- Push-out Score determined
- After about six years in the position
- Accolades, praise and thanks for Scheller
- Scott Durbin taking over
(exechange) — Englewood, Colorado, May 10, 2018 — Pat Scheller, chief executive of Viveve, leaves. It is an abrupt change. As announced by Viveve Medical, Inc. in a news release on Thursday, May 10, 2018, Patricia (Pat) Scheller leaves her post as Chief Executive Officer at the medical technology company after about six years in the position, effective immediately.
Among the 3,000 largest publicly held companies incorporated in the U.S. based on market capitalization, the average tenure of the CEOs who departed over the past 12 months was 9.8 years, according to data compiled by exechange.
Scheller’s duties will be taken over by Scott Durbin, most recently Chief Financial Officer of Viveve Medical, Inc.
Scheller’s move is part of a management shake-up also involving the position of Senior Advisor to the CEO.
“To pursue other personal and business opportunities”
The management change is explained as follows. Viveve said: “Mr. Durbin’s appointment follows Patricia Scheller’s decision to step down from her position as Chief Executive Officer to pursue other personal and business opportunities.”
The phrase “to pursue other personal and business opportunities” opens the door to speculation.
Precise information about Scheller’s future plans was not immediately available.
Generally speaking, it is often an alarm signal for investors when a CEO leaves the post abruptly and without an understandable explanation.
Share price decline
The change follows a decline in the share price of Viveve Medical, Inc. since March 2013.
Chaired by Daniel S. Janney
Viveve Medical, Inc. is chaired by Daniel S. Janney.
In the position of CEO since 2012
Patricia K. Scheller has been the Chief Executive Officer at Viveve Medical, Inc. and Viveve, Inc. since May 2012.
Scheller joined the Company’s Board on September 18, 2014 (with her service beginning following the Company’s merger with PLC Systems Acquisition Corporation) and has been a director of the Company’s wholly-owned subsidiary, Viveve, Inc., since June 2012.

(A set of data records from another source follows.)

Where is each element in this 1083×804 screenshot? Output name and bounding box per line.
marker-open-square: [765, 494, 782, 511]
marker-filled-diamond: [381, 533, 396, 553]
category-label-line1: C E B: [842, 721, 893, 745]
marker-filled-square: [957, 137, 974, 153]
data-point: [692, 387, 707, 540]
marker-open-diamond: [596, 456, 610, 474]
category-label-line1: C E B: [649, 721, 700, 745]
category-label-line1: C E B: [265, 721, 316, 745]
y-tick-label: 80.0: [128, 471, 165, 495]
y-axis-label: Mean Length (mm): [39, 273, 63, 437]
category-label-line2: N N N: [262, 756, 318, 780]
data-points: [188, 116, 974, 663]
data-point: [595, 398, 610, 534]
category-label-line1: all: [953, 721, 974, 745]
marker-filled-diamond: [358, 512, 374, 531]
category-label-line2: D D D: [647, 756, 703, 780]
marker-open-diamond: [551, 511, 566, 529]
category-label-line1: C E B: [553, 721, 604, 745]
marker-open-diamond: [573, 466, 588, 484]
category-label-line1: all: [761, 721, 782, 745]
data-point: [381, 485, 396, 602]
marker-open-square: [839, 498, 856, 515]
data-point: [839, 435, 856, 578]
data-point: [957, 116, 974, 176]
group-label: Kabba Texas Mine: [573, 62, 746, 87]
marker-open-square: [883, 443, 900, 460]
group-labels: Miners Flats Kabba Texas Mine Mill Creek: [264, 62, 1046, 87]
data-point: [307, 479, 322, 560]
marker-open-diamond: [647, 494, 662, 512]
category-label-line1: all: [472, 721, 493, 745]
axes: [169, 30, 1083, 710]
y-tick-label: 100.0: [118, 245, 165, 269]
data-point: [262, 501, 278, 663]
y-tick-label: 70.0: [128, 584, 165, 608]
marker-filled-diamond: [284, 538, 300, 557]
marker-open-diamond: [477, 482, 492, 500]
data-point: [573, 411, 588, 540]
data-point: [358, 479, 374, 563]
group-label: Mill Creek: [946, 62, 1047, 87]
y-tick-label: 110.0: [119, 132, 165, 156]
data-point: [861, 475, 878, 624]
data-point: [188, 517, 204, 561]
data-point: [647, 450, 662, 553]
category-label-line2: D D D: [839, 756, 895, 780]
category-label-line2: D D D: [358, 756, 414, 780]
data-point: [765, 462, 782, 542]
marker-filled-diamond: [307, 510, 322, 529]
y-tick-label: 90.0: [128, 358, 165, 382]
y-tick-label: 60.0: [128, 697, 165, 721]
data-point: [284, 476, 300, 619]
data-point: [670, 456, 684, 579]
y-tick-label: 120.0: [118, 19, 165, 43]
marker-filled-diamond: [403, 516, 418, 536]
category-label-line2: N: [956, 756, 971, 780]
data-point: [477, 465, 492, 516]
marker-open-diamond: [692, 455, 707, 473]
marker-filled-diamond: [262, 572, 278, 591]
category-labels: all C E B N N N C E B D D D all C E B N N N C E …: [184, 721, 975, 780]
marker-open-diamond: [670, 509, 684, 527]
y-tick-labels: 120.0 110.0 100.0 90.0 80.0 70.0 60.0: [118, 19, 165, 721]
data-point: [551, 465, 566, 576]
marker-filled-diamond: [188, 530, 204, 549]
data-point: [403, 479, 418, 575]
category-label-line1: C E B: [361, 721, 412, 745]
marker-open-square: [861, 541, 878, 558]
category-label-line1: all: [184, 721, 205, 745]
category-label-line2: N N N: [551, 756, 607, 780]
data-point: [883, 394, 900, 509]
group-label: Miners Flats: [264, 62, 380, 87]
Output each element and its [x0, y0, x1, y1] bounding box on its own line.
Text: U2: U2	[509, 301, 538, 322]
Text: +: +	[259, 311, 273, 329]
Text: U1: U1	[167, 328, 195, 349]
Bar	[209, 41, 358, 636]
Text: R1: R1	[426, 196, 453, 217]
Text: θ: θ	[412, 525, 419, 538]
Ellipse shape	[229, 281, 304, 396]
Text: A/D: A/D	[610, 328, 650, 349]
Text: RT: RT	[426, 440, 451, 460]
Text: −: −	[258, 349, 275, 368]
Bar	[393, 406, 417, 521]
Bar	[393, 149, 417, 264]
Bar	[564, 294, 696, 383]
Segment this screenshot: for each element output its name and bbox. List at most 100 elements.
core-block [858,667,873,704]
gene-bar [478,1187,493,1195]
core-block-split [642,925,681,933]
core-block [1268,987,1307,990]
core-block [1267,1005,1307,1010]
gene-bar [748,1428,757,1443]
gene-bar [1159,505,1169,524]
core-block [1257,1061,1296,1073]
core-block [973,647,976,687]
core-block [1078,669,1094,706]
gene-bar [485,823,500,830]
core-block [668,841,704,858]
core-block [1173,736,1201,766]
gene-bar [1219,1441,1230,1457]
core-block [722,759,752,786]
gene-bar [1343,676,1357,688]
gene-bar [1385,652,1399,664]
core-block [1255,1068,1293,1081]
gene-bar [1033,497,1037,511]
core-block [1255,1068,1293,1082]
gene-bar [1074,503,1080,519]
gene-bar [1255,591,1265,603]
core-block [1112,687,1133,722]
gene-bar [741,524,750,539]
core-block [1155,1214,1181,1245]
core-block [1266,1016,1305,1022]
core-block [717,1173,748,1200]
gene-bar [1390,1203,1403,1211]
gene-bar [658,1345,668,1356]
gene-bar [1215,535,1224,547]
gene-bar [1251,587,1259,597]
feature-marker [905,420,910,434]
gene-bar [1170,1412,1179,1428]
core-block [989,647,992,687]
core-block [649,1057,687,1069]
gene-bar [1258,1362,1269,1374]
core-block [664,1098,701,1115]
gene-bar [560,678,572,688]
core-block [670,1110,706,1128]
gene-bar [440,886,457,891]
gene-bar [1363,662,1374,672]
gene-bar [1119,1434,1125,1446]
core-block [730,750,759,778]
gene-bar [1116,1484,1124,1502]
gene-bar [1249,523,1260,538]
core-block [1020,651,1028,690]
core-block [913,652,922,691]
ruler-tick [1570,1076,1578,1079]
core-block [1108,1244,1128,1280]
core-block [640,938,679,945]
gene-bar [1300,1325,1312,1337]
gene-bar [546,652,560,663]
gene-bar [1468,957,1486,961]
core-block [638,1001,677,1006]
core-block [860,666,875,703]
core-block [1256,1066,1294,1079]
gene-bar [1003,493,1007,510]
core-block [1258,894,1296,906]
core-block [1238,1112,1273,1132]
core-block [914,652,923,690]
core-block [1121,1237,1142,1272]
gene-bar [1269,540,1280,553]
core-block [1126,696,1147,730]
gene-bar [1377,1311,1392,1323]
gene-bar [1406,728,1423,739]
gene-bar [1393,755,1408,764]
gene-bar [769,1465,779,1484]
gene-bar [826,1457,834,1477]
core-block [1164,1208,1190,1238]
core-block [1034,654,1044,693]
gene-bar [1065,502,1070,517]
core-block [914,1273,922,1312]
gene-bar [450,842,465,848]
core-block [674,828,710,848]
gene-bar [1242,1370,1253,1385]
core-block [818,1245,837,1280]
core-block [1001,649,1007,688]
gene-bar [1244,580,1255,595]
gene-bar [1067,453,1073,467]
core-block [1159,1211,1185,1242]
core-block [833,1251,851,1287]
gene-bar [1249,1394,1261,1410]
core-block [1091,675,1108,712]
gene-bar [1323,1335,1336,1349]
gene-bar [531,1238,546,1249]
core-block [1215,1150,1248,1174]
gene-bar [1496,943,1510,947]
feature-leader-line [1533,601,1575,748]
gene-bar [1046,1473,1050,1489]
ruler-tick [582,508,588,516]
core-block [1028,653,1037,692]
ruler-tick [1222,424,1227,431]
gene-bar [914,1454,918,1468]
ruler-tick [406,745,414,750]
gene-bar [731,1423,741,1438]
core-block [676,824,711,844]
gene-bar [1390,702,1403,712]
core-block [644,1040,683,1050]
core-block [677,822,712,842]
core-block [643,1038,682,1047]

Scheller also serves as the Company’s Chief Executive Officer and, since May 2012, as Chief Executive Officer of Viveve, Inc. Prior to joining Viveve, Inc., she served as the Chief Executive Officer of Prescient Medical, Inc. (“PMI”), a privately held company that developed diagnostic imaging catheters and coronary stents designed to reduce deaths from heart attacks, from September 2004 through April 2012 and as a director of PMI from July 2004 to September 2011.
Prior to joining PMI, from August 2003 to September 2004, she was the Chief Executive Officer of SomaLogic, a biotechnology company focused on the development of diagnostic products using aptamer technology.
From December 2000 to April 2003, Scheller also managed several business units at Ortho-Clinical Diagnostics, a Johnson & Johnson company, and from October 1997 to November 2000 served in key executive positions at Dade Behring, a clinical diagnostics firm.
While at Dade Behring Holdings, Inc., she directed the commercialization of the hsCRP diagnostic test, a screening test for systemic inflammation, which has been shown to increase the risk of heart attacks.
The hsCRP test was the first diagnostic test added to the cardiac test panel by the Centers for Disease Control and Prevention and the American Heart Association in over 30 years.
As Director of Cardiology Systems at Cordis Corporation (a Johnson & Johnson company) from February 1994 to February 1996, Scheller managed the launch of the first Palmaz-Schatz® balloon-expandable coronary stent, the first major product entry into what became a $6 billion market.
Scheller received a B.S.E. degree in Biomedical Engineering from Duke University and completed executive business education programs at Harvard University, Massachusetts Institute of Technology, Columbia University and Northwestern University.
Scheller will remain on the Viveve Board of Directors.
Push-out Score determined
The Push-out Score™ determined by exechange suggests that push-out forces have contributed to the change.